Et les lieux dans lesquels se sont produits les faits : 34 % dans des établissements scolaires catholiques, avec des pensionnats où résidaient aussi des communautés religieuses… ; plus de 20 % dans le cadre du catéchisme, et plus de 10% dans des mouvements de jeunesse. 

Est-il possible de mesurer la responsabilité de l’Etat, des services sociaux, dans ces drames qui se sont déroulés pendant de si longues années au sein de l’Eglise catholique en France ?

J.-M. S. : Cette problématique de la rencontre entre l’Eglise et les services départementaux de la protection de l’enfance, on ne la voit pas pour le moment dans les archives. En revanche, en faisant des études de terrain, on pourra voir et comprendre parfois si des connexions se sont faites ou non, avec les services sociaux. 

Vous est-il d’ores et déjà possible d’effectuer quelques recommandations ?

J.-M. S. : Nous ne sommes pas suffisamment avancés pour émettre des préconisations. 

Qu’est-ce que ces crimes si longtemps tus peuvent apprendre à la protection de l’enfance, aux services de l’Etat et aux travailleurs sociaux pour éviter à l’avenir de tels drames ?

J.-M. S. : C’est encore prématuré de le dire. Peut-être pourrons-nous émettre des recommandations de portée générale qui pourront s’appliquer à la protection de l’enfance, mais ça n’est pas sûr, car l’Eglise catholique est un milieu très spécifique. 

Ce qui est sûr, c’est que les affaires d’abus sexuels sortent régulièrement aujourd’hui et qu’elles concernent tous les milieux, comme dernièrement les mondes du spectacle et du sport. Ce sujet est malheureusement loin d’être derrière nous.

Ce qui est frappant, c’est que dans les autres pays qui ont lancé une enquête de ce type (archidiocèses de Boston et de Pennsylvanie aux Etats-Unis, en Irlande, aux Pays-Bas, en Belgique, en Australie, en Allemagne…), la moitié d’entre elles émanaient de l’Eglise, et l’autre des gouvernements, qui incluaient les abus sexuels dans tous les milieux.

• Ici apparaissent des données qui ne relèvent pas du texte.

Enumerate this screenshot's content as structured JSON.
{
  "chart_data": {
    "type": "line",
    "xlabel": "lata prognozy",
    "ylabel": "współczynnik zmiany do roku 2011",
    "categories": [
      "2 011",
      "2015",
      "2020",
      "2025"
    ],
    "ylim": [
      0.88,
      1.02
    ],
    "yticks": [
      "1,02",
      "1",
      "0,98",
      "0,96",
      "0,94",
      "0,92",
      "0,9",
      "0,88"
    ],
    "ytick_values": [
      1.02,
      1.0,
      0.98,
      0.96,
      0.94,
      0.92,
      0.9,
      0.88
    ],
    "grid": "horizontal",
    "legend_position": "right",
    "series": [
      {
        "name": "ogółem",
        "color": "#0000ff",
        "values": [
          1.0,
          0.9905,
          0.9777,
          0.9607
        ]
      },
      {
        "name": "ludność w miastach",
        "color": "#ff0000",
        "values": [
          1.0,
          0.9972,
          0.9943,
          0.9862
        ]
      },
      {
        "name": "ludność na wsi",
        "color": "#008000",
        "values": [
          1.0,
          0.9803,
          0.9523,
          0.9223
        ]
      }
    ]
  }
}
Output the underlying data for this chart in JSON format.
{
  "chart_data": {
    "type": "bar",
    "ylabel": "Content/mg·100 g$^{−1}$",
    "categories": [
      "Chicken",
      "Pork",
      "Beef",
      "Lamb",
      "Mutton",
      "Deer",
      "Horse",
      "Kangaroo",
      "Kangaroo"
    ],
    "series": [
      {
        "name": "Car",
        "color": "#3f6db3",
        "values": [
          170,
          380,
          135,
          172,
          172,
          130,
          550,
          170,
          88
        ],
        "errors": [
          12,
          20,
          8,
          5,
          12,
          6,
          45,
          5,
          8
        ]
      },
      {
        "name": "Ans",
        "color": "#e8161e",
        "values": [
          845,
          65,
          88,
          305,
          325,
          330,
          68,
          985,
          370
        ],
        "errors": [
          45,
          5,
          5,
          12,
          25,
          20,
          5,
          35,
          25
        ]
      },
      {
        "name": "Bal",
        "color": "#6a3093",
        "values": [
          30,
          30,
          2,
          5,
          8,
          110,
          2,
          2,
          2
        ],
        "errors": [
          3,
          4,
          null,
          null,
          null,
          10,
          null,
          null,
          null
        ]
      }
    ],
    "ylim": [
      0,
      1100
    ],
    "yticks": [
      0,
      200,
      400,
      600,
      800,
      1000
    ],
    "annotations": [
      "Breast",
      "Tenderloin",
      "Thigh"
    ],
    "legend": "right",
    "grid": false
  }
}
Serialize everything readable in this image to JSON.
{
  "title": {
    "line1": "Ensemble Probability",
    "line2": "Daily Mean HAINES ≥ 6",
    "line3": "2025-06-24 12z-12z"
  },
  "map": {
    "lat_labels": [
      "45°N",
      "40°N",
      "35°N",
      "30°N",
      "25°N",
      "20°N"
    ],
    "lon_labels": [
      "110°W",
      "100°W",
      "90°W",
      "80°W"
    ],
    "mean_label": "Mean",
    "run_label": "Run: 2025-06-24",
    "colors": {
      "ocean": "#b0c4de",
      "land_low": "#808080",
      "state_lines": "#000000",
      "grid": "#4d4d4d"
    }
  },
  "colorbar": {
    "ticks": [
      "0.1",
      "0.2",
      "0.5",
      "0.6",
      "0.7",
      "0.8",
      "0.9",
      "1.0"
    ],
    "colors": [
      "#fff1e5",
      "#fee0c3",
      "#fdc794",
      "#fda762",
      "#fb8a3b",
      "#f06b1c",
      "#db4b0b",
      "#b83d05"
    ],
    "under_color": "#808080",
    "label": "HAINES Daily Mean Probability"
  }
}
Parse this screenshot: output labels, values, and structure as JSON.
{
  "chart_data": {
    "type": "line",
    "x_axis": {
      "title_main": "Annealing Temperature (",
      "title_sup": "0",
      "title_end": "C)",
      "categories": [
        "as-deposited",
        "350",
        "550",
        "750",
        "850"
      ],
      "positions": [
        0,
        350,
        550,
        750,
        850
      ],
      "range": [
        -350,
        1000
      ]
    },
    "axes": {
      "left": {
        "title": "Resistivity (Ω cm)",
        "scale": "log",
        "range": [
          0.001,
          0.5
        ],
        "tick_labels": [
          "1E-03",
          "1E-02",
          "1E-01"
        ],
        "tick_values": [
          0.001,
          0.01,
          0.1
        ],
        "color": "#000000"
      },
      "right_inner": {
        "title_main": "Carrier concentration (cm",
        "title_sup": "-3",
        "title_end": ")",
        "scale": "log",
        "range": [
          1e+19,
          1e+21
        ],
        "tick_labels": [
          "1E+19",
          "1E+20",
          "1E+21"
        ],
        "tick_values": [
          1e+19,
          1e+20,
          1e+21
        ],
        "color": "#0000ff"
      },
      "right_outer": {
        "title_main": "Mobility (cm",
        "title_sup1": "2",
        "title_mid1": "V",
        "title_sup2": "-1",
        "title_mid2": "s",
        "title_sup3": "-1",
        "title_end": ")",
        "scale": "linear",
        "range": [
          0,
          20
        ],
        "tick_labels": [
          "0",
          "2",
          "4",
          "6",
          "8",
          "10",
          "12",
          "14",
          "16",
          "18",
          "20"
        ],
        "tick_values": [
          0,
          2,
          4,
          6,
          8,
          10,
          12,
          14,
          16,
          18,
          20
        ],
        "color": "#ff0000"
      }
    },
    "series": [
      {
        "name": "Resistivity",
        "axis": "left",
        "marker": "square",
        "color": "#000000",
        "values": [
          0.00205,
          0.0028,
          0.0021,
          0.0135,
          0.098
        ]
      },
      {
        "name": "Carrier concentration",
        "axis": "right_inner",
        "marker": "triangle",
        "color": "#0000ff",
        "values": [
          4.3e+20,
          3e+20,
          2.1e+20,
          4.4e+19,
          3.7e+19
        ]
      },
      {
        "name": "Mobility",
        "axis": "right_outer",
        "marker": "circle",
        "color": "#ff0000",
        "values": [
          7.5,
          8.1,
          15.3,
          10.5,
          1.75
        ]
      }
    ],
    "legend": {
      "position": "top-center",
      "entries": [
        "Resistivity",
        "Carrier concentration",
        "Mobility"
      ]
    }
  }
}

On peut espérer que les enquêtes lancées par les Eglises soient un point de départ à l’analyse des abus sexuels dans toute la société. En Irlande, par exemple, après une recherche lancée par l’Eglise, le gouvernement a réalisé une étude sur l’école et le système de protection de l’enfance. En Australie, c’était d’emblée une enquête générale.  

Quand on a ouvert ce type de dossier, on ne peut pas le refermer si on n’est pas allé au bout des choses. En France, il faudra un jour ou l’autre l’élargir.